Mardi 27 avril 1999. Trois experts, deux médecins et un physicien, rendent leur rapport. Conclusions. « Le polytraumatisme dont a été victime Emmanuel ne s'avère pas compatible avec la chute du haut du Belvédère. L'ensemble du crâne et du rachis cervical ne présente aucune lésion. Un phénomène de rebond après la chute ne pouvait aucunement projeter le corps dans le canal. » 
 

Mai 2001. Le juge demande à la police judiciaire de reprendre l'enquête. Les amis d'Emmanuel, le personnel du dernier bar où il a été vu, sont interrogés. Sans résultat 
 

Mars 2003. A nouveau, la police judiciaire conclut à un suicide. Emmanuel se jette du Belvédère, rebondit sur un palmier. Au sol, il rampe jusqu'au canal, sur une cinquantaine de mètres. Il se noie 
 

Me Blanco, avocat. « Cette hypothèse est complètement farfelue. Il est désespérant de voir que les policiers ne veulent pas reconnaître leurs erreurs. » 
 

Joël Braud. A l'époque, chef de la sûreté du commissariat de Pau. « ... On a fait une reconstitution. Un corps peut rebondir. Thierry Pons était un juge d'instruction très sérieux, méticuleux. Aucun élément ne va dans le sens de ce que dit l'avocat. » 
 

*** 
 

Alain Dubois 
 

Écolier puis collégien et lycéen à Moulins (Allier), à 2 km d'Yzeure (domicile de ses parents) 
 

Fin août 1998. Alain intègre la Fédération Compagnonnique des Métiers du Bâtiment, à Tours (Indre-et-Loire) 
 

Vendredi 11 septembre 1998, soir. Emmanuel est convoqué dans la banlieue de Pau (à Lons), au siège des apprentis Compagnons du Tour de France 
 

Alain prend le train à Tours   
 

21 heures. Emmanuel, en gare de Pau 
 

23 heures. Lons. FCMB, Fédération Compagnonnique des Métiers du Bâtiment. La société prononce l'exclusion d'Emmanuel. Sanction disciplinaire 
 

Alain Dubois quitte le centre de compagnonnage sans son sac, sans ses papiers 
 

Il part seul vers le centre de Pau. A pied. Lons-Pau, 5 km 

Cheveux teints en roux. Ses parents découvrent ce détail ultérieurement 
 

Samedi 12 septembre 1998, matin. Le corps d'Alain, en chien de fusil 
 

2013. Les parents d'Alain, Marie-Josèphe (65 ans. Née en 1948) et Jean-Claude Dubois (64 ans. Né en 1949). "Il était nu. Ses vêtements, déchirés, plein de sang. Une seule chaussure." 
 

Jeudi 10 septembre 1998, veille de la mort d'Alain. « Nous l'avons eu au téléphone. Il était à Tours, où il faisait ses études. Il avait intégré la Fédération Compagnonnique des Métiers du Bâtiment. Plus tard, on nous a expliqué qu'il s'est rendu à Pau, le siège des Compagnons, pour soi-disant être viré. Il ne nous a jamais dit qu'il avait été mis à la porte des Compagnons. Et rien ne nous l'a confirmé ensuite. Nous pensons que c'est faux. » 
 

« Je n'ai jamais pu savoir pourquoi mon fils avait été exclu des Compagnons. Il aurait cassé une porte, mais l'un de ses camarades a dit que ce n'était pas vrai. La justice n'a jamais entendu tous les Compagnons. » 
 

Le lendemain des obsèques d'Alain. La police remet à la famille un sac poubelle, contenant les vêtements d'Alain. "Il manquait une chaussure, les vêtements déchirés étaient couverts de sang et de boue." 

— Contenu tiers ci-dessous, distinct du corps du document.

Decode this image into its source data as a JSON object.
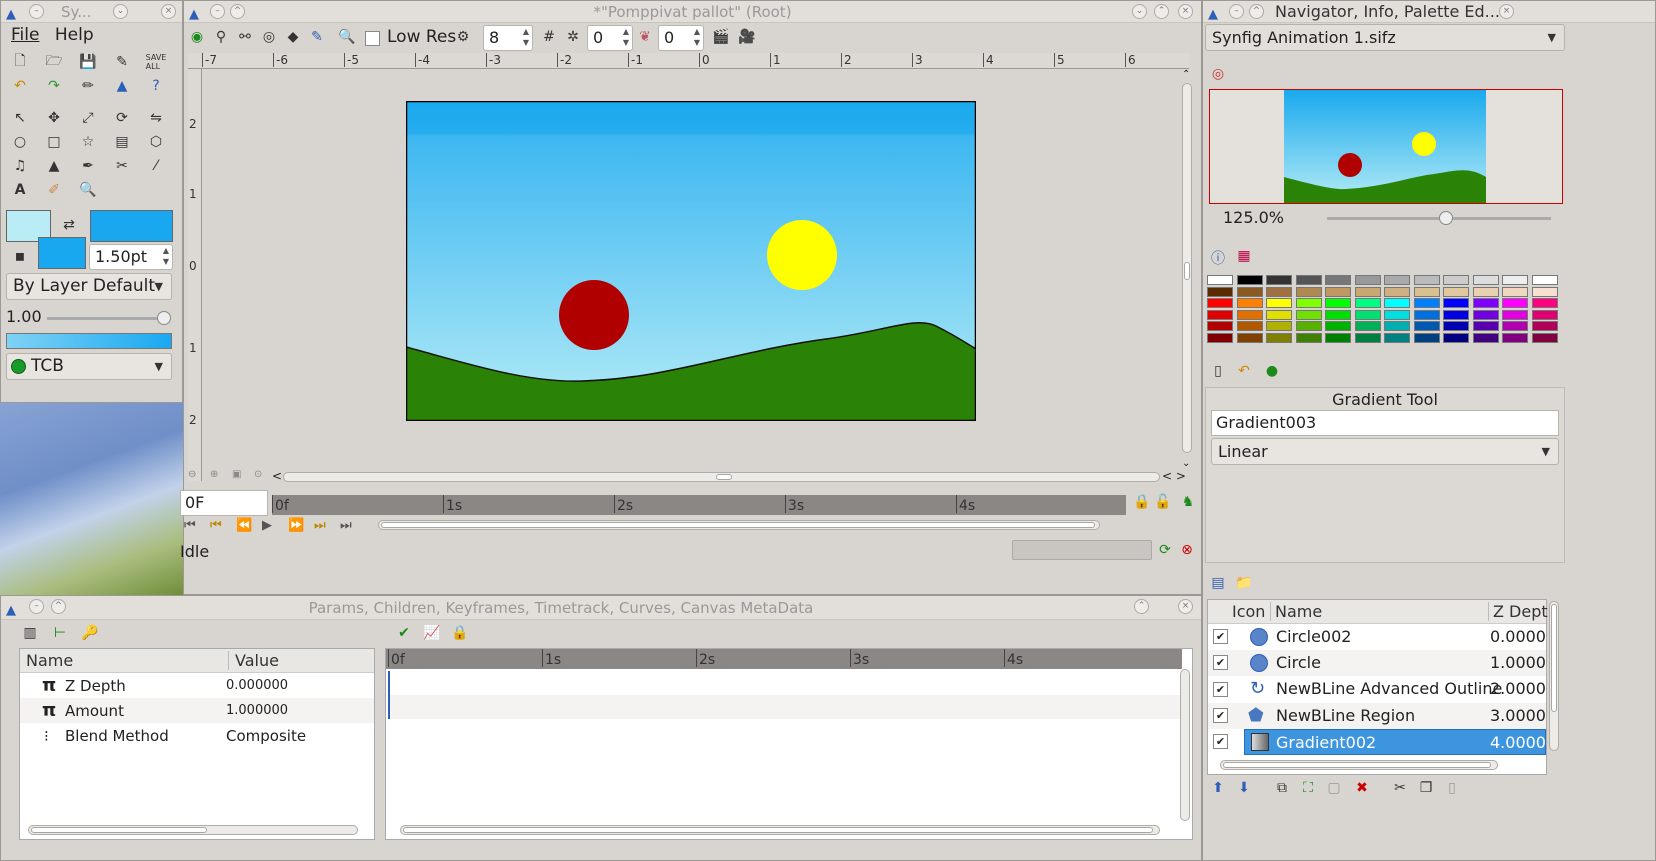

La terre n'est pas analysée 
 

La famille dépose plainte et réclame une autopsie, réalisée deux mois et demi plus tard. Exhumation du corps 

Plusieurs fractures à la tête. Une chute de 25 mètres, aucune côte cassée 
 

Le commandant de police privilégie la thèse du suicide. « Les Compagnons étaient toute sa vie. Il n'a pas supporté son exclusion. Il s'est jeté du haut du Belvédère. » 
 

Alain est retrouvé en haut d'un talus, au pied de la falaise. Dans un renfoncement 
 

14 juin 1999. Reconstitution. Cinq essais. "Lors de la reconstitution du suicide, le mannequin n'est jamais retombé à l'endroit où le corps d'Alain a été retrouvé."